O aborto não se proíbe, só se criminaliza... e ainda há quem não perceba isto
No mês passado fez 15 anos que a interrupção voluntária da gravidez a pedido da mulher foi despenalizada.
Em 2007, o segundo referendo feito em Portugal mostrou que a maioria dos portugueses e portuguesas concordava que não era justo julgar mulheres pelo “crime” de aborto. Apesar de tudo, o resultado foi bastante renhido (o “sim” ganhou com 59,25% dos votos, o “não” obteve 40,75%, mas a abstenção foi de 56,4%).
A publicação da lei nº16/2007 foi o culminar de décadas de luta e entraves colocados sistematicamente por grupos pró-vida, setores religiosos e responsáveis políticos (um deles o nosso atual presidente da República que, em 1998, acordou com o então primeiro-ministro e líder do PS, António Guterres, submeter a consulta popular uma proposta que tinha sido aprovada na Assembleia da República). Passei os últimos meses a investigar isto, e conto a história toda nesta reportagem do Gerador, onde reuni as declarações de alguns dos protagonistas envolvidos na luta pela despenalização.
Foto: Protestos a favor do direito ao aborto nos EUA. Lusa
Importa sublinhar que o aborto era prática comum, mas só em 2007 passou a ser um direito. Note-se que, até esta altura, as mulheres podiam ser condenadas com uma pena até três anos de prisão por escolherem não ser mães. O aborto era legal apenas em casos de malformação do feto, violação ou risco para a saúde da mulher.
Desde que o aborto foi despenalizado em Portugal que, no geral, os números têm vindo a descer e isso fica patente quando se olha para os dados da Direção-Geral de Saúde.
Apesar disso, ainda há muito por fazer, já que o acesso à IVG no Sistema Nacional de Saúde continua a envolver problemas.

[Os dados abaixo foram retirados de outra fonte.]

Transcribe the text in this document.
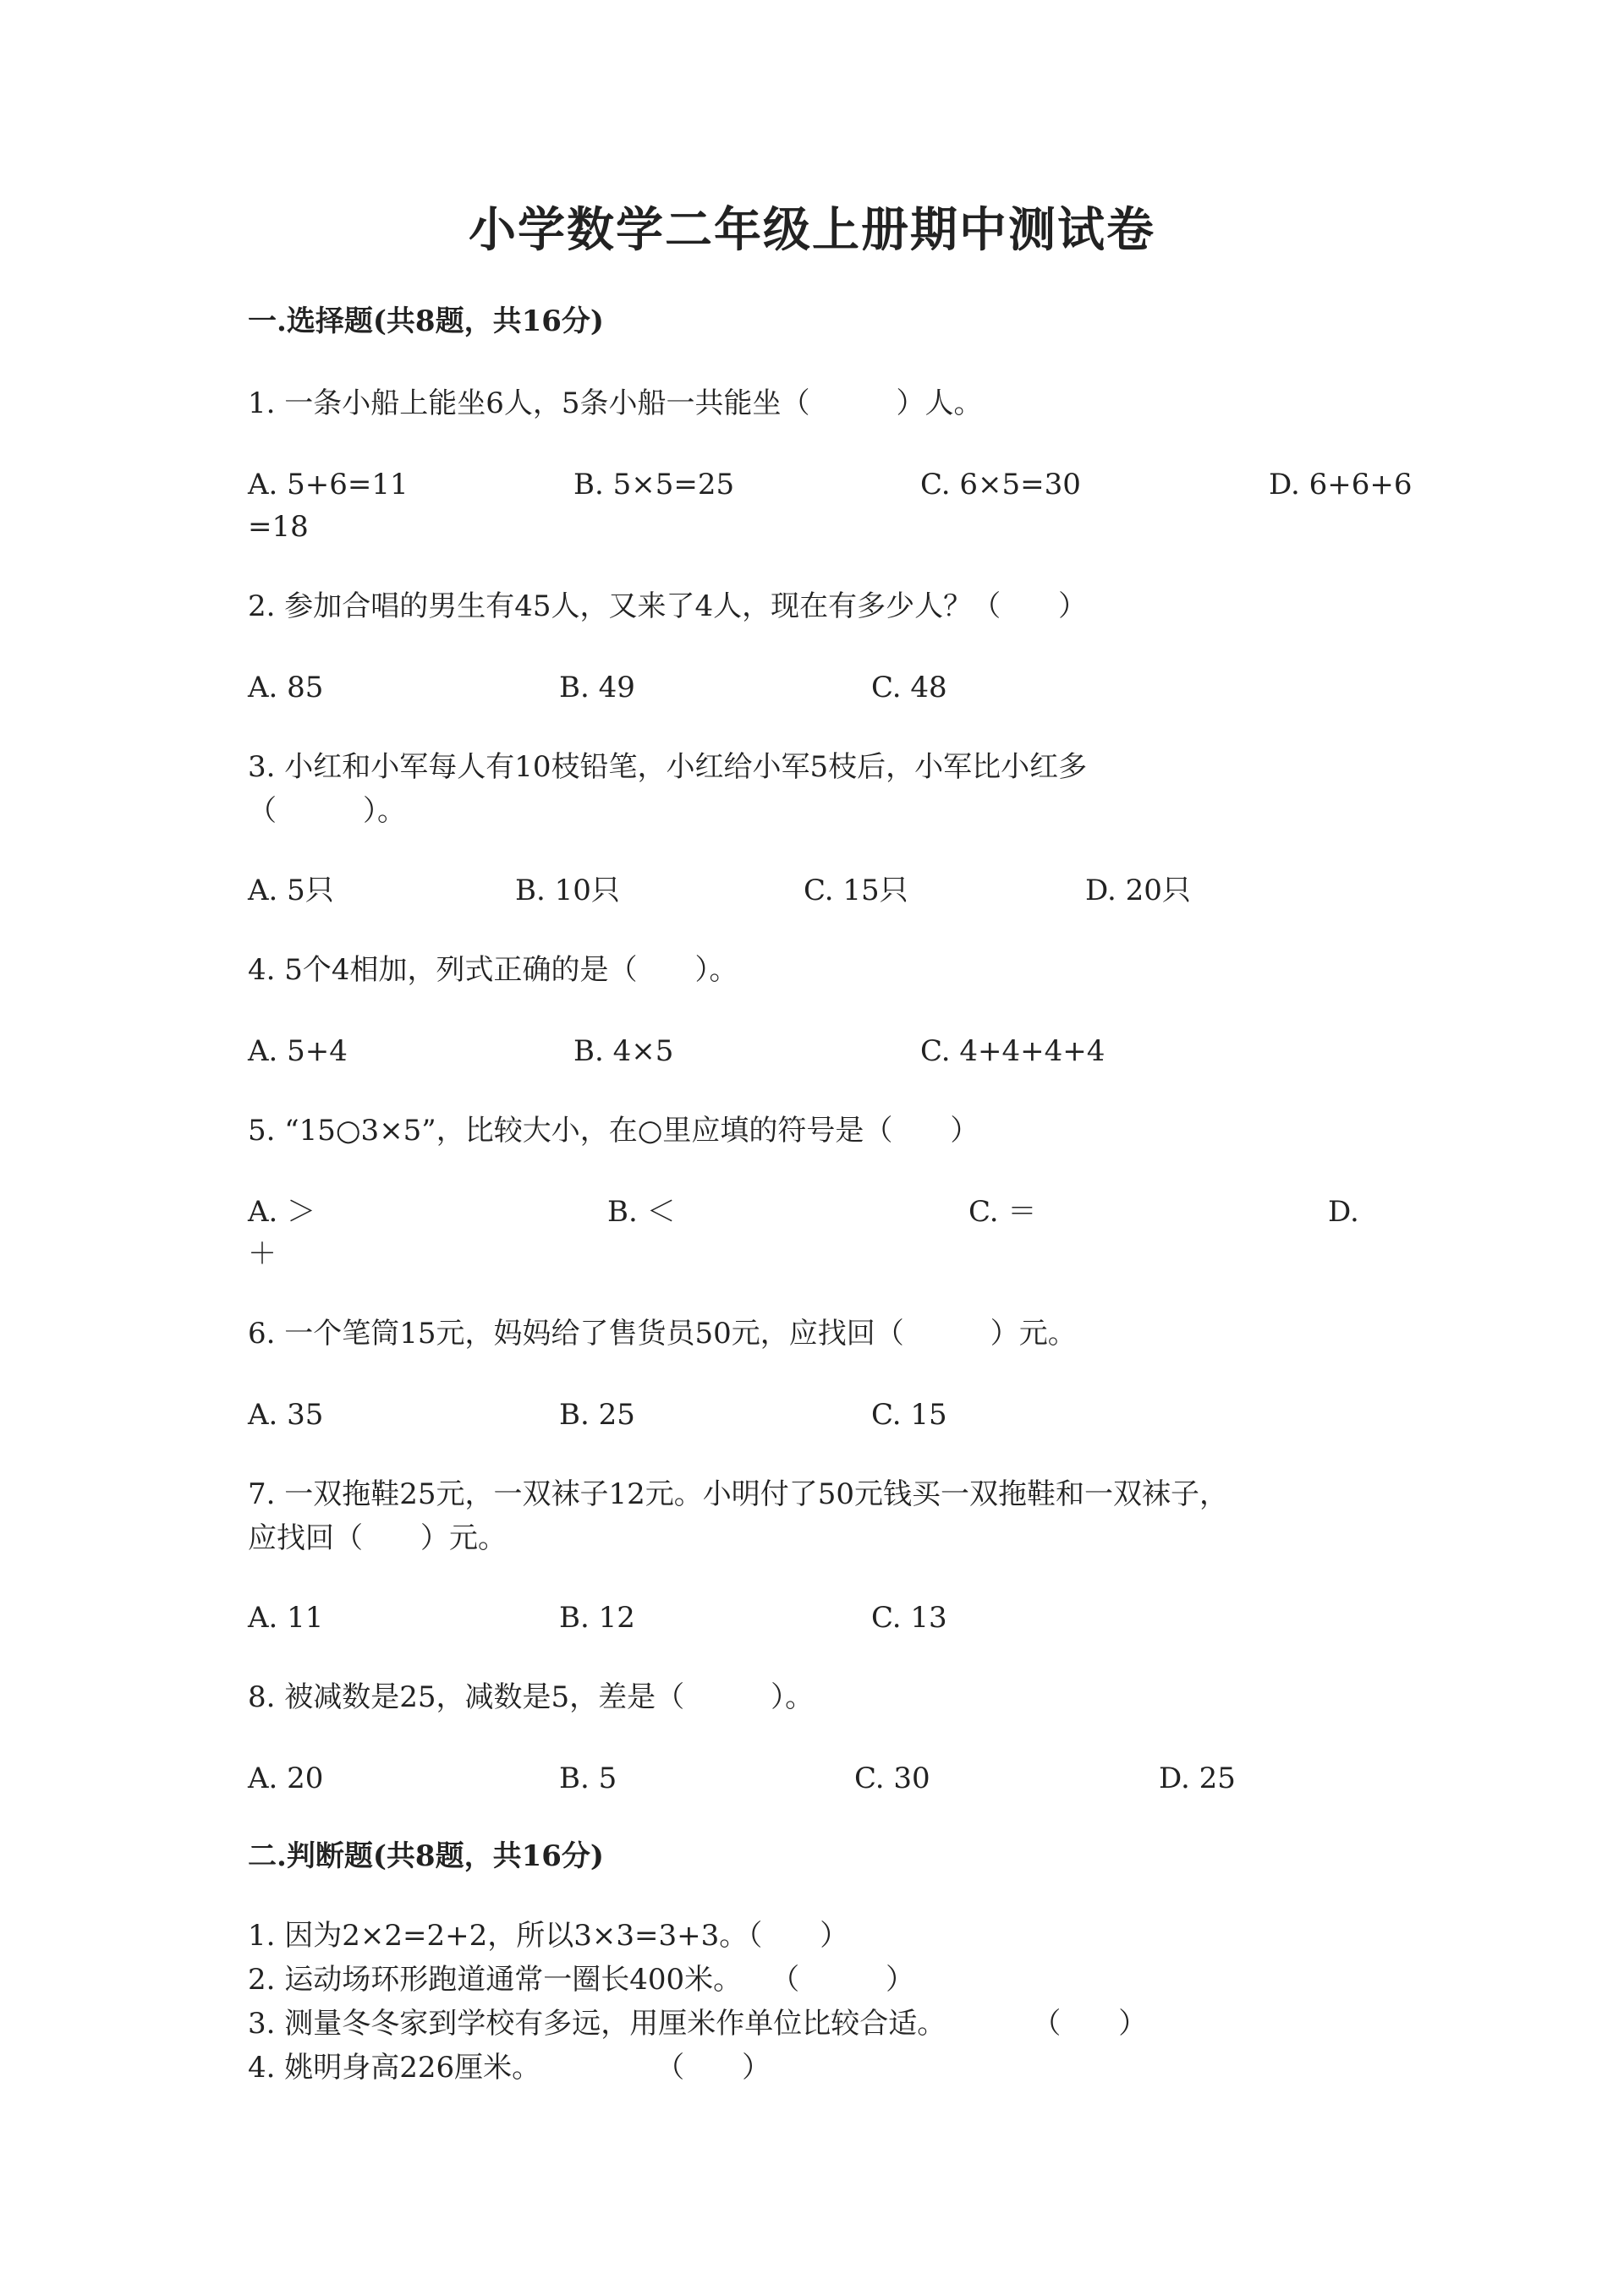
小学数学二年级上册期中测试卷
一.选择题(共8题，共16分)
1. 一条小船上能坐6人，5条小船一共能坐（　　　）人。
A. 5+6=11	B. 5×5=25	C. 6×5=30	D. 6+6+6
=18
2. 参加合唱的男生有45人，又来了4人，现在有多少人？（　　）
A. 85	B. 49	C. 48
3. 小红和小军每人有10枝铅笔，小红给小军5枝后，小军比小红多
（　　　）。
A. 5只	B. 10只	C. 15只	D. 20只
4. 5个4相加，列式正确的是（　　）。
A. 5+4	B. 4×5	C. 4+4+4+4
5. “15○3×5”，比较大小，在○里应填的符号是（　　）
A. ＞	B. ＜	C. ＝	D.
＋
6. 一个笔筒15元，妈妈给了售货员50元，应找回（　　　）元。
A. 35	B. 25	C. 15
7. 一双拖鞋25元，一双袜子12元。小明付了50元钱买一双拖鞋和一双袜子，
应找回（　　）元。
A. 11	B. 12	C. 13
8. 被减数是25，减数是5，差是（　　　）。
A. 20	B. 5	C. 30	D. 25
二.判断题(共8题，共16分)
1. 因为2×2=2+2，所以3×3=3+3。（　　）
2. 运动场环形跑道通常一圈长400米。　　（　　　）
3. 测量冬冬家到学校有多远，用厘米作单位比较合适。　　　　（　　）
4. 姚明身高226厘米。　　　　　（　　）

Há muitas mulheres a relatar dificuldades em conseguir consultas – que, diz a lei, não devem exceder os 5 dias, a partir do momento em que são requeridas – necessidade de deslocações para fora da sua área de residência e reprovação por parte de profissionais de saúde. Sei isto porque falei com dezenas de mulheres (e reuni os dados num outro artigo, também ele publicado no Gerador).
Com tudo isto a acontecer – e, diga-se, a passar incólume – vemos surgir notícias absurdas, em que os médicos de família poderiam vir a ser avaliados pelo número de IVGs realizadas pelas suas utentes, sendo este um critério que poderia mesmo resultar em bonificação salarial. Ou seja, menos IVGs, mais dinheiro no fim do mês.
Felizmente, a ideia (peregrina) foi rapidamente posta de lado, assim que o bom senso levantou a voz. Apesar disso, não podemos menosprezar o facto de um critério destes ter sido considerado e até validado pela Direção-Geral de Saúde (!).
O que aqui está em causa é o direito a fazer uma escolha segura, porque a escolha é sempre feita! As mulheres que desejem abortar vão fazê-lo, seja de que forma for. Já o faziam muito antes de ser legal no nosso país e em muito maior escala. Mulheres de todos os estratos sociais faziam abortos, mas só quem tinha dinheiro podia assegurar as condições médicas necessárias. O que a despenalização trouxe foi segurança médica, gratuitidade e acompanhamento psicológico (se for necessário).
Ao contrário do que defendiam os opositores à despenalização, não houve uma banalização da IVG. Com o reforço do planeamento familiar e o aconselhamento posterior, os números tendem a descer. Nunca chegarão a zero, porque haverá sempre gravidezes indesejadas. Nenhum método contracetivo é infalível.
Em suma: a despenalização da IVG veio possibilitar que qualquer mulher, independentemente da sua condição financeira, possa interromper a gravidez sem colocar a sua vida em risco. É simples.
Isto tem de ser continuamente sublinhado, porque não é possível proibir o aborto. Isso é uma ilusão. O que é possível – e infelizmente cada vez mais provável, conforme vemos acontecer nos EUA - é voltar a sentar as mulheres no banco dos réus por fazerem uma escolha legítima.